For this, and other actions on his province’s resources, the Premier was nicknamed Danny Chavez, an unflattering reference to the Venezuelan socialist leader. In addition to the free trade challenge, commentators, policy-makers and economists issued ominous warnings that businesses would flee the province and future investment would decline precipitously.
On February 12, 2009, Abitibi’s Grand Falls-Windsor paper mill filled its last order and closed. On April 16, 2009, four months to the day after the expropriatory ACRAA was enacted, Abitibi filed for bankruptcy protection in both the U.S. and Canada to buy time and opportunity to find some acceptable plan of debt repayment to creditors. The company was short of cash and struggled to come up with severance owed to its former employees.
One week later, Abitibi filed its intent to submit a claim to arbitration under the NAFTA anti-expropriation provisions. Abitibi’s formal claim on February 25, 2010 demanded $500 million against the Government of Canada for permitting Newfoundland to expropriate its assets without compensation.
Outcome of the NAFTA Claim
The Government of Canada agreed with Abitibi that the Newfoundland expropriation was illegal and the country and the company soon entered into settlement negotiations. On August 24, 2010, it announced that it had settled with Abitibi for $130 million, “for the benefit of Canada’s long-term economic interests”. It added “[i]n reaching this agreement, the Government of Canada is avoiding potentially long and costly legal proceedings.” This settlement constituted the largest expropriation payout ever made by any North American government.
There were many critics of the large settlement. Many were disgruntled by the notion that the federal government, via Canadian taxpayers, had to pick up the tab for the illegal actions of a testy, grandstanding Premier and an inattentive opposition. Prime Minister Harper promised not to recover this sum from Newfoundland.
What Happened to the Parties?
The people of Canada paid $130 million to Abitibi, even though they had no part in the expropriation. Free trade is not so free after all.
Premier Danny Williams left politics on December 3, 2010 about two years after this Abitibi debacle, and around the time the settlement was paid. His departure did not end the fallout from this expropriation. Newfoundland found itself saddled with massive environmental cleanup costs on the expropriated Abitibi property. The company’s insolvency in the United States and Canada stayed its liabilities. Newfoundland took the issue of who was responsible for clean-up to court, arguing Abitibi was responsible for these costs even though it was protected by the insolvency status.
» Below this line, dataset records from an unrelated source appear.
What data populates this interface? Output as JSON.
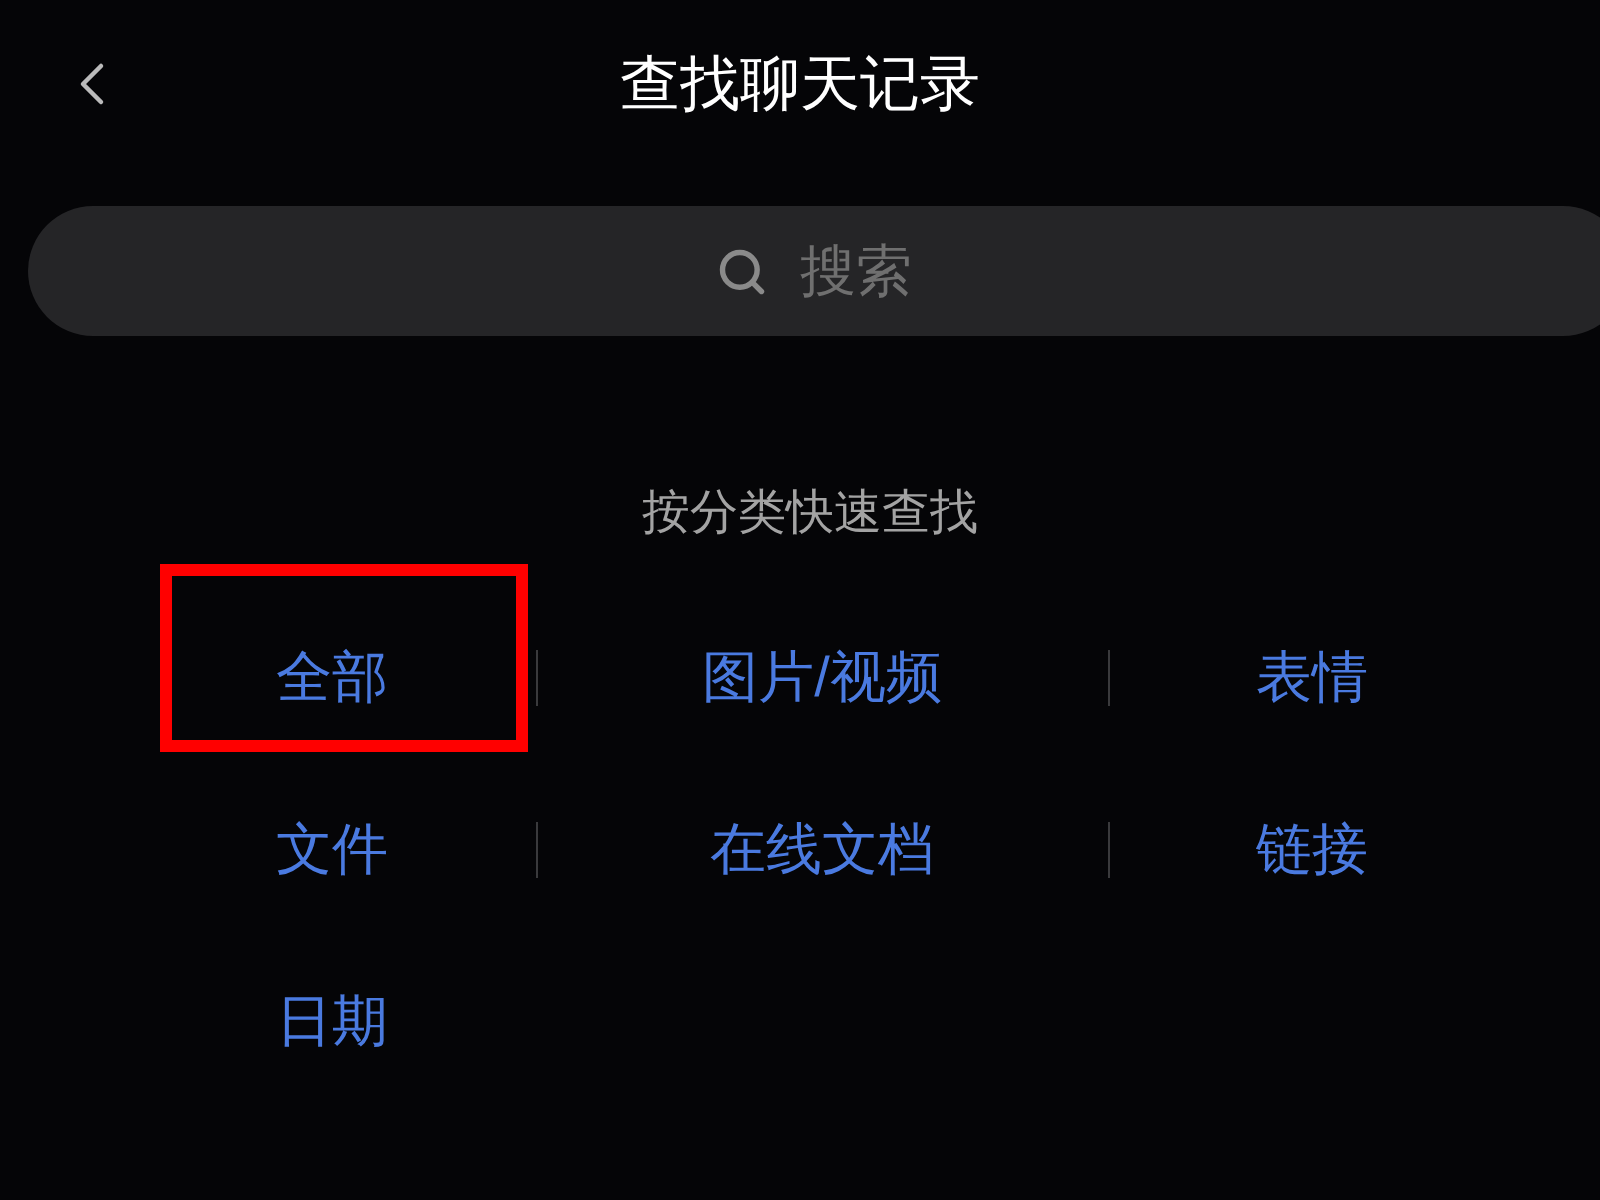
{
  "header": {
    "title": "查找聊天记录"
  },
  "search": {
    "placeholder": "搜索"
  },
  "category_section": {
    "title": "按分类快速查找",
    "items": [
      {
        "label": "全部",
        "highlighted": true
      },
      {
        "label": "图片/视频",
        "highlighted": false
      },
      {
        "label": "表情",
        "highlighted": false
      },
      {
        "label": "文件",
        "highlighted": false
      },
      {
        "label": "在线文档",
        "highlighted": false
      },
      {
        "label": "链接",
        "highlighted": false
      },
      {
        "label": "日期",
        "highlighted": false
      }
    ]
  }
}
This matter went to the Supreme Court of Canada which decided that Newfoundland had to pay for the clean-up (Newfoundland and Labrador v. AbitibiBowater Inc., [2012] 3 SCR 443) along with the costs of the protracted litigation.
Abitibi emerged from bankruptcy and creditor protection in Canada and the United States on December 9, 2010. It is currently incorporated in Québec under the name of Resolute Forest Products. It operates in pulp and paper, wood products, woodlands, recycling and sustainable energy.
NAFTA continues in force with other regions and continents following this lead by negotiating free trade agreements of their own. Recently, Canada inked a comprehensive free trade agreement with the European Union. Ironically, two Newfoundland ministers travelled to Ottawa to warn European ambassadors that Newfoundland will not comply with this new trade deal unless the Canadian government pays hundreds of millions of dollars they say is owed by Canada relating to another matter.